Students learn to map refugee settlements; identify disaster risks; and analyze opportunities for conflict prevention, environmental protection, and disaster response. For many alumni, this experience has opened doors to internships, careers, and leadership roles where geospatial analysis is a strategic asset.

Expanding Global Reach

Fletcher’s commitment to GIS education continues to evolve. A new course on drone technology and geospatial intelligence gives students insight into how unmanned systems are reshaping security and humanitarian operations. Fletcher has also begun exploring geospatial AI, recognizing that AI and large language models are creating new opportunities and challenges for geospatial analysis in international contexts.
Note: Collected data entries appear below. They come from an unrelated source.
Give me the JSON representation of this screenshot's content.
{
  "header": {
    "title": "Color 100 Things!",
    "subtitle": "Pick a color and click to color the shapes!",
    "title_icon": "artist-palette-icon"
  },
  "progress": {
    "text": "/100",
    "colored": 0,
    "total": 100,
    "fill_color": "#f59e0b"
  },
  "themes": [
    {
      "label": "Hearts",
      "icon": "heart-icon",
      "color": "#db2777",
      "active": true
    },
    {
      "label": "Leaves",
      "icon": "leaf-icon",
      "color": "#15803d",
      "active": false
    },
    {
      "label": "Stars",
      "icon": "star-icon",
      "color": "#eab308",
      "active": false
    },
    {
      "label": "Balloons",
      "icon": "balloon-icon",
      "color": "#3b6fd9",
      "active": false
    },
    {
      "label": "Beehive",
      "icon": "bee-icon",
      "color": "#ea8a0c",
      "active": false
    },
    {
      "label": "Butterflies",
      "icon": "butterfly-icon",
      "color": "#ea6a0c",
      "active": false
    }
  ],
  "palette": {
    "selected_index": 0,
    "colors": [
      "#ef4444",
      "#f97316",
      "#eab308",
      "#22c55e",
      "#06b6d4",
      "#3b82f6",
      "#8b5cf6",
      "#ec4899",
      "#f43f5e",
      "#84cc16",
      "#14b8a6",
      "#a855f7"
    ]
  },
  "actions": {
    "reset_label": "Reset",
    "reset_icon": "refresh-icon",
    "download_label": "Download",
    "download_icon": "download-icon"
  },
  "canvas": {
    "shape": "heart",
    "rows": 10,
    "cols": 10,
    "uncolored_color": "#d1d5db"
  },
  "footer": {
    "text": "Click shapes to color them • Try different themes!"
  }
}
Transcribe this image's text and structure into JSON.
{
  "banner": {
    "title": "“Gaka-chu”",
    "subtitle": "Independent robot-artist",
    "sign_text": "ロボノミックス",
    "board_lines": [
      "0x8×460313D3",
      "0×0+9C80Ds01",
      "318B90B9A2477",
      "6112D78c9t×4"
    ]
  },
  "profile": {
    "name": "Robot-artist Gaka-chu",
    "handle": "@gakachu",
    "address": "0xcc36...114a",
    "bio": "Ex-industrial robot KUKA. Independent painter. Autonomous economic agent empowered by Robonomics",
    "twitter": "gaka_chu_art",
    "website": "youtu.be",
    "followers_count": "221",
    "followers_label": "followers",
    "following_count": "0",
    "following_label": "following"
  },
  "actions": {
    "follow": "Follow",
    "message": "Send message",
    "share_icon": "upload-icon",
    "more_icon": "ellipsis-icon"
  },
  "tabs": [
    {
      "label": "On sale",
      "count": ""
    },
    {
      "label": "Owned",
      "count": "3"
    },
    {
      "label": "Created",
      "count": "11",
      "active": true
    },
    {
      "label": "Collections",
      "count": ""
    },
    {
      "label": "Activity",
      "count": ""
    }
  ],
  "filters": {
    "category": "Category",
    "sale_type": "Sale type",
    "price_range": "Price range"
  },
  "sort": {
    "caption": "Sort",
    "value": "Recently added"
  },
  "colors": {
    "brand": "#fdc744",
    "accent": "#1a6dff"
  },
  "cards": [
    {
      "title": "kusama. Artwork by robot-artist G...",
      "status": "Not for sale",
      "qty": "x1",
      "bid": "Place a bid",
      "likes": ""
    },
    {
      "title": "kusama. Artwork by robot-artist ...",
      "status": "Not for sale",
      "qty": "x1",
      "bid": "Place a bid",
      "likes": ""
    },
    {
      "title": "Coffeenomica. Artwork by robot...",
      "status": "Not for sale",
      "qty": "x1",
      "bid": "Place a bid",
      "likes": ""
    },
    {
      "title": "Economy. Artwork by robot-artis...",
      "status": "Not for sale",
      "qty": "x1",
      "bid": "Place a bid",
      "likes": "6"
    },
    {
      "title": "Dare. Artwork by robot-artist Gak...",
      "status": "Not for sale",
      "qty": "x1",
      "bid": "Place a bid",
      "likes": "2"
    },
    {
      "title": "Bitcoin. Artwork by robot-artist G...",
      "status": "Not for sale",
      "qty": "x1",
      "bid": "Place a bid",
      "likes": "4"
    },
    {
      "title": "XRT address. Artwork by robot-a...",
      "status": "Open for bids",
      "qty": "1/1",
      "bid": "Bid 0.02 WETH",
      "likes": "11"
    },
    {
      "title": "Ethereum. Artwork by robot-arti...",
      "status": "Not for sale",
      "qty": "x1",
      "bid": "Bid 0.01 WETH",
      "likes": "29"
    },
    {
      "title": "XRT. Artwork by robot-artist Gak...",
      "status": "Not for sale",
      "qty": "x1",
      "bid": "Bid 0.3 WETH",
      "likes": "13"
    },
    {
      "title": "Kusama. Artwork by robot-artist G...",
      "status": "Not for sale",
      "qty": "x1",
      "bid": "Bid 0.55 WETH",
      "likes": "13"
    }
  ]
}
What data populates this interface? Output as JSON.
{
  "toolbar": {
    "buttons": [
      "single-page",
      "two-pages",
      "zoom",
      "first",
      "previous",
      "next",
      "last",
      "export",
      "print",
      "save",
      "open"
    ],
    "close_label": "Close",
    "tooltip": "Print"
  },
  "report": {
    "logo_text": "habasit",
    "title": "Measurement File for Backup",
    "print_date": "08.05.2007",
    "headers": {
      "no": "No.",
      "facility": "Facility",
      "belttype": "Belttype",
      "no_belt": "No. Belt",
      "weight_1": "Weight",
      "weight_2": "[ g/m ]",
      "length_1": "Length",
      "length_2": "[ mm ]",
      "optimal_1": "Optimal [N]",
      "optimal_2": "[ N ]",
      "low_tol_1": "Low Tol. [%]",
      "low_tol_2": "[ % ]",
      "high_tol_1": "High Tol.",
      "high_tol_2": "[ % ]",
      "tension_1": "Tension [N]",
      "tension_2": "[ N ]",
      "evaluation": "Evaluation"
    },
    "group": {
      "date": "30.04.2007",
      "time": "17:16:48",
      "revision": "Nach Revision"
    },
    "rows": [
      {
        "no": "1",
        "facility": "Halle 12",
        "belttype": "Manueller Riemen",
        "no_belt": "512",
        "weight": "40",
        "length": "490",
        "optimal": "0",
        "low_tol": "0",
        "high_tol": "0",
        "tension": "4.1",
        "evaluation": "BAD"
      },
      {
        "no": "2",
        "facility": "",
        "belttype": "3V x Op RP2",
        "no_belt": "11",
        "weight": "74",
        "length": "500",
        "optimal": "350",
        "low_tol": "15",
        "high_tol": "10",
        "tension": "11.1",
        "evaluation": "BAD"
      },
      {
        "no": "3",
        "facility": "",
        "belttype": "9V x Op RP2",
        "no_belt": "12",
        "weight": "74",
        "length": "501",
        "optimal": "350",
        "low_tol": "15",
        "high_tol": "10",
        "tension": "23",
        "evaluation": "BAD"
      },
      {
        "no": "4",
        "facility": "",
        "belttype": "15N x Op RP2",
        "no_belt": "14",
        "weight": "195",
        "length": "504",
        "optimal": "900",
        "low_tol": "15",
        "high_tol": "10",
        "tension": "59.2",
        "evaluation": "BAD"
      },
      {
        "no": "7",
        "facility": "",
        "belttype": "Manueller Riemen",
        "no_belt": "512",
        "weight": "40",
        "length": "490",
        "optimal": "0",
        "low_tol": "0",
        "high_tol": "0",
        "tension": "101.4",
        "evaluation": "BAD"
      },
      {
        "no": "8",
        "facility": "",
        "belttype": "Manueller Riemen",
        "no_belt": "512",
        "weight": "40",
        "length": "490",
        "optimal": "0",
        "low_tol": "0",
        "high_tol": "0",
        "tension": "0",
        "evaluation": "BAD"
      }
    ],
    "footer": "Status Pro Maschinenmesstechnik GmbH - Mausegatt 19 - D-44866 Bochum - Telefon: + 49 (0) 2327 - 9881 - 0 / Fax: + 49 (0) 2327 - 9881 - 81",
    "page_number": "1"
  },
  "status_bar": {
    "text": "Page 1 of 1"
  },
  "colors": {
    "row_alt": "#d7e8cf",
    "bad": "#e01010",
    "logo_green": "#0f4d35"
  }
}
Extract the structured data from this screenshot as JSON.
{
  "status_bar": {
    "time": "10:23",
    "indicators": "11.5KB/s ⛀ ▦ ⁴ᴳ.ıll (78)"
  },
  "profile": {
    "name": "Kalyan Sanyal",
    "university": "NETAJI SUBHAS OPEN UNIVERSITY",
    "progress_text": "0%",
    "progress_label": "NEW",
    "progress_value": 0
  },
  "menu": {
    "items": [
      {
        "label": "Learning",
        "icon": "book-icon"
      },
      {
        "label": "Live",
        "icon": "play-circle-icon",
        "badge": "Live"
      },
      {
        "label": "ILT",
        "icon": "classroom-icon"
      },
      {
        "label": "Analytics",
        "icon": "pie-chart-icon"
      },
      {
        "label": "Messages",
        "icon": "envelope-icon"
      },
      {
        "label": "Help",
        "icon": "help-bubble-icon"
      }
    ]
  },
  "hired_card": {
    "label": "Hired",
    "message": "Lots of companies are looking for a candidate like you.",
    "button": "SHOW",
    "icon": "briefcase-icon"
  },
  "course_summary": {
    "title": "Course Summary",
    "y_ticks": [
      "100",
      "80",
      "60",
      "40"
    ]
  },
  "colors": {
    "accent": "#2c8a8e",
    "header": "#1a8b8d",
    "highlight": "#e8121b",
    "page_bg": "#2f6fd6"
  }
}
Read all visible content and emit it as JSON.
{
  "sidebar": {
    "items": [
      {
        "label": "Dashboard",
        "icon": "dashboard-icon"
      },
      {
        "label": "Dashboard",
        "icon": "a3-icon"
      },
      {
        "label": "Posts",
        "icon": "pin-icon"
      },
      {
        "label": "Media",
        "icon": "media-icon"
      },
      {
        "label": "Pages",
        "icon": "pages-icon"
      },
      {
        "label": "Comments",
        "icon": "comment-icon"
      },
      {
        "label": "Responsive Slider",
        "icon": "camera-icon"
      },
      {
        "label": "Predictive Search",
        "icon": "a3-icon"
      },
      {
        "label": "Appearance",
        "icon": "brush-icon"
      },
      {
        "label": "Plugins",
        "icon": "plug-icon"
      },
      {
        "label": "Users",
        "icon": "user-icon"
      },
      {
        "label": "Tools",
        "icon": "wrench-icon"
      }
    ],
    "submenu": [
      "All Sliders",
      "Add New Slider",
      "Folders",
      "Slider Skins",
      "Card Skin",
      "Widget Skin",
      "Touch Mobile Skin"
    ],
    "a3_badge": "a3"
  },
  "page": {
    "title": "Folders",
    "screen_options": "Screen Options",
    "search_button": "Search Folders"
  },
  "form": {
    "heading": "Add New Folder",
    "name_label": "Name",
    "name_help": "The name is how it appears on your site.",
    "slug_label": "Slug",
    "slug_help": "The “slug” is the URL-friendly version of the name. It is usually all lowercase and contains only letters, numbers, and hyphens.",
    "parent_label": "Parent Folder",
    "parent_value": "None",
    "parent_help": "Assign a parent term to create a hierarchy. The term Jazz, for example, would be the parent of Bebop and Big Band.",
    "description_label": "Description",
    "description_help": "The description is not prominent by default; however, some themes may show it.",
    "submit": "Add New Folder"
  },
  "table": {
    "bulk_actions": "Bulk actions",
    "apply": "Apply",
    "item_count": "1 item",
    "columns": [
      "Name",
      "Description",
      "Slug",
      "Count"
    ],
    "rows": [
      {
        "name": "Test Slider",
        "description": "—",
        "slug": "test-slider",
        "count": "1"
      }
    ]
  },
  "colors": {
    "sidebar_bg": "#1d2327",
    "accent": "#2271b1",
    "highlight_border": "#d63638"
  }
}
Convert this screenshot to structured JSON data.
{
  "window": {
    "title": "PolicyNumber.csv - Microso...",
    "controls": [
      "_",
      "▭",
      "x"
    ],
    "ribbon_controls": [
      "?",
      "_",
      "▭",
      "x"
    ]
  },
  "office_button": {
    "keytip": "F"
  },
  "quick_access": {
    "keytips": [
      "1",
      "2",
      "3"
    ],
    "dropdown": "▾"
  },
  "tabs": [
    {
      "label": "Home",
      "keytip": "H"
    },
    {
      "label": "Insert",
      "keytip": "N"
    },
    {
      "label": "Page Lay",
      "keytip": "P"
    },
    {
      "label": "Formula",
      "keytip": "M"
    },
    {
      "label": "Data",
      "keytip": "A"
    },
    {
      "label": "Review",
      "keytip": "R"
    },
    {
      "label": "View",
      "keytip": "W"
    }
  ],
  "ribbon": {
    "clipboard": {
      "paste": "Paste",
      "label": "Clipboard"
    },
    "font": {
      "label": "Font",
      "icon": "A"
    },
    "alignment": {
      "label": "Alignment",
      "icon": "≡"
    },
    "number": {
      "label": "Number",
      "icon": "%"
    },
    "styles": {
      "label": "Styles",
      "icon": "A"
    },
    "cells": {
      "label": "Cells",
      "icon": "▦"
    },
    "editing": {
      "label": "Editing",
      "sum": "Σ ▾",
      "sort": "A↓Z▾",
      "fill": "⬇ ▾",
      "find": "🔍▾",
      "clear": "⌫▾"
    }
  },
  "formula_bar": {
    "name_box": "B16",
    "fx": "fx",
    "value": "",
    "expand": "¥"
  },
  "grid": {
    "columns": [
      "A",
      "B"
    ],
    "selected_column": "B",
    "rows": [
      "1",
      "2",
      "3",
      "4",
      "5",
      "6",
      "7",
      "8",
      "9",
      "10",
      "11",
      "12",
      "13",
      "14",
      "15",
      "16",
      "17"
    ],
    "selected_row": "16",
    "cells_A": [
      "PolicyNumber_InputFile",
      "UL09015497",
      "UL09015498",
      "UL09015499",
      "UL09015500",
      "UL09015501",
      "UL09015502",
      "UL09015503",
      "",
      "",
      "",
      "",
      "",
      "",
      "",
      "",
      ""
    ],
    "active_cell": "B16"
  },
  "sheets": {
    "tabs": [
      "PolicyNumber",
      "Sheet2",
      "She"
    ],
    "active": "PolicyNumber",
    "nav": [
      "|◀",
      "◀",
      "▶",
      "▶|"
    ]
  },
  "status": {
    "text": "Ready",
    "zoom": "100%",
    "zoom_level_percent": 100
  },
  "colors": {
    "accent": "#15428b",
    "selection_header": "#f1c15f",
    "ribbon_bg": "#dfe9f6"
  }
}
GIS now runs through Fletcher coursework across nearly every field—from international development and environmental policy to human security, humanitarian affairs, technology, regional studies, gender and intersectional analysis, business, negotiation, conflict resolution, and security studies. Beyond traditional analysis, it serves as both a research tool and a medium for storytelling, helping students communicate complex global challenges through spatial narratives.

This geographic literacy enhances Fletcher graduates’ career prospects as demand for spatial thinking grows across sectors. Fletcher remains committed to equipping future leaders with the tools needed to expand their global reach.